Marquis de Sade, la Philosophie dans le boudoir
Marquis de Sade, la Philosophie dans le boudoir

Dialogue philosophique de Donatien Alphonse François, marquis de Sade (1795).

S'inspirant de l'Aloysia Sigéa de Nicolas Chorier, le marquis de Sade retrace l'initiation sexuelle d'une jeune fille sous forme de sept dissertations constamment interrompues par les mises en pratique des théories enseignées.

Mme de Saint-Ange, célèbre courtisane, a pour habitude de mêler la cruauté au plaisir. Elle invite son frère, un chevalier, à participer à une voluptueuse séance qui inclut également Dolmancé, infâme libertin, et Eugénie de Mistival, candide vierge de 15 ans, fille d'une dévote.
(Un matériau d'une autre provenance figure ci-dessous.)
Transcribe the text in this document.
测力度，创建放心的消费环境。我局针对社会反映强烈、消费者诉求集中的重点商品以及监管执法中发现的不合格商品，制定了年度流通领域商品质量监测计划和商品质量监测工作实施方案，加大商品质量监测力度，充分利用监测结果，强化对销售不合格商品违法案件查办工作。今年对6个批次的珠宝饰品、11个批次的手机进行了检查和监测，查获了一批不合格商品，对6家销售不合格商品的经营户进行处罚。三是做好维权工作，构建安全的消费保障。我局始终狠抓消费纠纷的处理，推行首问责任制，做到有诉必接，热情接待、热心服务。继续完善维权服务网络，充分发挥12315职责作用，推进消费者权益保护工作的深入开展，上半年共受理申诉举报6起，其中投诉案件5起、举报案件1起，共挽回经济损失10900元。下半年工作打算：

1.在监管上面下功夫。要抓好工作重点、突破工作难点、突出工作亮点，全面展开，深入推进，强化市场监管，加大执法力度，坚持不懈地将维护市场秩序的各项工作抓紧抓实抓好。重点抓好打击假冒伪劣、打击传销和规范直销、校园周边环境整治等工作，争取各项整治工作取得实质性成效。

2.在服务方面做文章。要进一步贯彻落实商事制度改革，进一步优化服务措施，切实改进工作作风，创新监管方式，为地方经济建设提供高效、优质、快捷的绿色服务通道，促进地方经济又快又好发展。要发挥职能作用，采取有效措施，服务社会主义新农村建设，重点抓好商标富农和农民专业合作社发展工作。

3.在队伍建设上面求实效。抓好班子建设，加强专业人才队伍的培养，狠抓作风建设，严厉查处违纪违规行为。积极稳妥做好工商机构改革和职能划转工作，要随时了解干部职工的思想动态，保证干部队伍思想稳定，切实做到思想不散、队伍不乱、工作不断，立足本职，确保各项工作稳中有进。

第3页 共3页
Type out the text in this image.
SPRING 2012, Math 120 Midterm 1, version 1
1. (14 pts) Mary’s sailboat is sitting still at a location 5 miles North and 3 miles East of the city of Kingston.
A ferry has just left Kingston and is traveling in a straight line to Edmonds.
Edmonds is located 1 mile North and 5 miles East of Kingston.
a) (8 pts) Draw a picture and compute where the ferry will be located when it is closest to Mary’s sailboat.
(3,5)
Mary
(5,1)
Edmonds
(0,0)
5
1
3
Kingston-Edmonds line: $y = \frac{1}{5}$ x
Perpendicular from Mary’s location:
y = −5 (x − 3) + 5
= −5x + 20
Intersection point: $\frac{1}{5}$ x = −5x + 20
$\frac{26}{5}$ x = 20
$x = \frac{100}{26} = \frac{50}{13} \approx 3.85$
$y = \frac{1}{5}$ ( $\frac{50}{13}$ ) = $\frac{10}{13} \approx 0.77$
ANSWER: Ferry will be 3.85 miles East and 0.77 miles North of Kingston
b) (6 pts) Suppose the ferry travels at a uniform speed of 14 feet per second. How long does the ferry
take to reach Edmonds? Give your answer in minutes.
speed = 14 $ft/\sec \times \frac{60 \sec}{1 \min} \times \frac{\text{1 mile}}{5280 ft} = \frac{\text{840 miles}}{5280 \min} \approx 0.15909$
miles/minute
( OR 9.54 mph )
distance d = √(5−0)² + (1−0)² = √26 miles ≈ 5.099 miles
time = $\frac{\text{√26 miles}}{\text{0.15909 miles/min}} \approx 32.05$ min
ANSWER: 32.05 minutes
La courtisane s'est mis en tête de convertir Eugénie au libertinage. La jeune fille oublie facilement les principes religieux que lui a inculqués sa mère. Très vite, les plaisirs les plus raffinés ne parviennent plus à la satisfaire. Eugénie organise une orgie, brûlant de voir exercer toutes les violences sexuelles possibles sur sa mère, qu'elle hait.

Cet hymne à la sexualité, l'un des plus audacieux de la littérature française, est agrémenté de propos philosophiques qui font l'apologie de tous les « vices » (mensonge, athéisme, blasphème, avidité, vol, assassinat et égoïsme), et célèbrent l'adultère, la sodomie et l'inceste. Il se révèle aussi un brûlot politique : l'une des dissertations fait subtilement allusion à l'actualité politique durant la Révolution et à l'exécution de Robespierre, et appelle à détruire la religion, quelles qu'en soient ses formes, et à dépénaliser les crimes.